Today, I go to a meeting with a brilliant internet expert. I have on my special technology hat and I’ve got my special organised notebook and I brandish my special writing everything down pen, so that I may take notes.
I take notes.
The Internet Expert, who is very nice and vastly knowledgeable and extremely patient about the fact that I still secretly live in the age of the pigeon post, looks at me directly and says, ‘Google does not like metaphors.’
My hat nearly falls off.
I open and shut my mouth like a bemused goldfish. I live by metaphors. Virtually everything I write is a metaphor. I’m not really sure what writing without metaphors even looks like.
The Internet Expert, who is kind and forgiving, sees my dismay. ‘I’m not talking now,’ she says, ‘as a human being, but as an algorithm.’
The bemused goldfish is now so baffled that it has lost control of its motor functions.
‘You have to write,’ says the Internet Expert, ‘for a fifteen-year-old. Your problem is that you write for PhDs.’
This, I think, sounds like compliment. It would be a compliment from a human; from an algorithm, it is a deadly indictment. I suddenly feel rather protective of the fifteen-year-olds. I believe in the young people.
‘Fifteen-year-olds are very clever,’ I say, driven to the last ditch. ‘When I was fifteen, I was reading Camus.’
The Internet Expert regards me with a little bafflement of her own. Camus of course sounds very grand, but it was only that L’Etranger was on the O Level syllabus. I did love the old existentialists, though, even if I did not always entirely understand what they were getting at. ‘Hell is other people’ sounds awfully good when you are fifteen, and goes very well with your adored collection of Leonard Cohen records.
‘All right,’ I say eventually. ‘I see that I am going to have to de-poncify myself. I am far, far too poncy.’
There is an interesting silence in the room. Nobody disagrees. People look at their hands. The special hat wilts a little.
‘It will go against muscle memory,’ I say, laughing at myself. ‘I suppose the fucking Google would just like me to be fucking Hemingway.’
Another fairly fascinating silence.
‘Sorry,’ I say. ‘I’m a bit sweary today.’

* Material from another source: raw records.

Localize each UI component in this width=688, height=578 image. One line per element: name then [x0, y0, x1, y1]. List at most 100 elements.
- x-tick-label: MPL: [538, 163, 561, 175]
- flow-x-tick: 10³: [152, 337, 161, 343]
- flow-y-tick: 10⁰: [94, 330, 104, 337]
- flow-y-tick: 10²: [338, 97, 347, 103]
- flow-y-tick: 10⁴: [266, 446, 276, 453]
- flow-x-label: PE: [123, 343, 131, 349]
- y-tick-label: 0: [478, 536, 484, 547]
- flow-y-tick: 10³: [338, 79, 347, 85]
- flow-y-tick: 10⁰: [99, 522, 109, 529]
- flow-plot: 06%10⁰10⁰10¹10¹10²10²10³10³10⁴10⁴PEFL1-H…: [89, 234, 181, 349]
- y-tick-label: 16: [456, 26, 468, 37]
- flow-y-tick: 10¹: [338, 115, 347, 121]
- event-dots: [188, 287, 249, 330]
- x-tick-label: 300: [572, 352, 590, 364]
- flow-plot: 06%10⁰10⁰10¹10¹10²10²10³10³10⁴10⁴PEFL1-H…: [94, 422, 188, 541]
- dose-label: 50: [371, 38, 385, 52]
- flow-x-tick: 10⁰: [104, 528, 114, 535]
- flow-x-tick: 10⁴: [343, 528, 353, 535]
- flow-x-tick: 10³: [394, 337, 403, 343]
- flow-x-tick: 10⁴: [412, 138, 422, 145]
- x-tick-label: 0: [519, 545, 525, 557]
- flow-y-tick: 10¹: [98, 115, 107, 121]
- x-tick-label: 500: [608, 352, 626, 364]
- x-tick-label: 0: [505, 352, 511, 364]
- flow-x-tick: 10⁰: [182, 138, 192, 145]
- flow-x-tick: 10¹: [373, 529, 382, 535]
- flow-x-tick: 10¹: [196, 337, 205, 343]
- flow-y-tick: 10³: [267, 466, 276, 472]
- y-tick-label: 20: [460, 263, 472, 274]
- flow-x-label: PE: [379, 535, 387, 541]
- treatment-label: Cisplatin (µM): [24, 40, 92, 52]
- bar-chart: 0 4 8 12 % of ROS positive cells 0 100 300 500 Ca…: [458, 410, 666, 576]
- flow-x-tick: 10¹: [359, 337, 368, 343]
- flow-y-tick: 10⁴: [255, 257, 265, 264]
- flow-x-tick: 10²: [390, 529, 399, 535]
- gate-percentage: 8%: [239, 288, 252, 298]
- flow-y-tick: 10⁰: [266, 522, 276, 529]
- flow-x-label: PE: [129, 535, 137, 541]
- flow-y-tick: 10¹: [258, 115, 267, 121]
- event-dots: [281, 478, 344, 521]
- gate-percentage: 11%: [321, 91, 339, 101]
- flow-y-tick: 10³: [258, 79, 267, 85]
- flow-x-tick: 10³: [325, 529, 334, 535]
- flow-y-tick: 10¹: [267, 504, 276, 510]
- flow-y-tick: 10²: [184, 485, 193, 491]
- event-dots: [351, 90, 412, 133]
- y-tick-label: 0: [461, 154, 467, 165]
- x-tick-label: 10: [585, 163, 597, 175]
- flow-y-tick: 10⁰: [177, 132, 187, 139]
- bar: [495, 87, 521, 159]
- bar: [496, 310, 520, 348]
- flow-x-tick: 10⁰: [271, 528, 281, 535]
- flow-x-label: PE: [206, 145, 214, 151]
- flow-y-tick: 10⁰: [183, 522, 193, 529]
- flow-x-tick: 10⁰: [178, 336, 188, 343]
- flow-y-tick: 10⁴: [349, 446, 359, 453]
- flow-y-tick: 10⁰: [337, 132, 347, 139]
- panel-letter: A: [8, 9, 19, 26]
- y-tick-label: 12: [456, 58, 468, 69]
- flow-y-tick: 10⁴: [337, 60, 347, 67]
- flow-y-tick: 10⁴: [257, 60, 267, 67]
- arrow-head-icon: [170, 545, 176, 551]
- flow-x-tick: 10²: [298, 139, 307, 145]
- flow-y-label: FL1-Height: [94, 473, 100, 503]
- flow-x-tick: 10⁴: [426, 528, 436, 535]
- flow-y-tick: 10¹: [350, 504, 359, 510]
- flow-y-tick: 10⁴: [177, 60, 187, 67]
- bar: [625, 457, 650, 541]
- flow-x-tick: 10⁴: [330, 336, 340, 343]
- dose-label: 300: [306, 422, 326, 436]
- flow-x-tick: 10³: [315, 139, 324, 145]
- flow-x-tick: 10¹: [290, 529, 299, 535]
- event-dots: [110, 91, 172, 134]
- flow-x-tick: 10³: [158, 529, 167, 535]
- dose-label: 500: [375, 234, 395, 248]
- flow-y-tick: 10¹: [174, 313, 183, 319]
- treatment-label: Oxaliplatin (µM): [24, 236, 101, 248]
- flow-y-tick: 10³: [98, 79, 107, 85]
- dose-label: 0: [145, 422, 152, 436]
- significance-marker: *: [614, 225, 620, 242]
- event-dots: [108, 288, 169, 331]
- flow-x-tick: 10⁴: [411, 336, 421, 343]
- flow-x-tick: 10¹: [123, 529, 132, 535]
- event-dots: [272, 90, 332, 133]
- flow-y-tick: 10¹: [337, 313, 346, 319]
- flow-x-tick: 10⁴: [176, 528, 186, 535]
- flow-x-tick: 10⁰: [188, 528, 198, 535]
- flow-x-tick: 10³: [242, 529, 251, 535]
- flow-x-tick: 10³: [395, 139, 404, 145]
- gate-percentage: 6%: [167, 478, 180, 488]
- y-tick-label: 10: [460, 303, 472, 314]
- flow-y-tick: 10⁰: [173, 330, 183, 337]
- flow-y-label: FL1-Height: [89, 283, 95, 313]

All this is not for me. It’s not for the red mare or any of my social media nonsense. It’s for the work I do at HorseBack UK. My job there is changing a bit now we have the Internet Expert, and she needs me to please the algorithms, and my idea of a charming Facebook post or an enchanting picture does not get the right demographics, or quite hit the right spot. Not everyone, I start to realise, sees the world through my own idiosyncratic lens. I’m very grateful to the kind expert, because she’s given me a good structure which I did not have before. I feel a little bit stupid, because all this is so, so far from the things I know. I love the things I know. I love knowing things. I love not feeling stupid. But this is 2017 and I am not wearing the hat of technology for nothing.
As I get home, I ponder all this. Some of the rules about being good at social media are a little dispiriting, like keywords and such, but some of them are in fact very fine writing advice. Hemingway would indeed have been very good at it. You need to get straight to the point. (I think dolefully of my terrible throat-clearing tendency.) Your title needs to tell your readers something. A short sentence and a short paragraph are better than a hundred sub-clauses. Clear, plain prose makes the Google happy, and in some ways, that damn Google is right. And, you know, I do love the fifteen-year-olds, so writing for them shall be a pleasure, not a chore. Bugger the PhDs. At last, I shall stop poncing about and write The Sun Also Rises. I am fifty years old, and I spy a whole new horizon.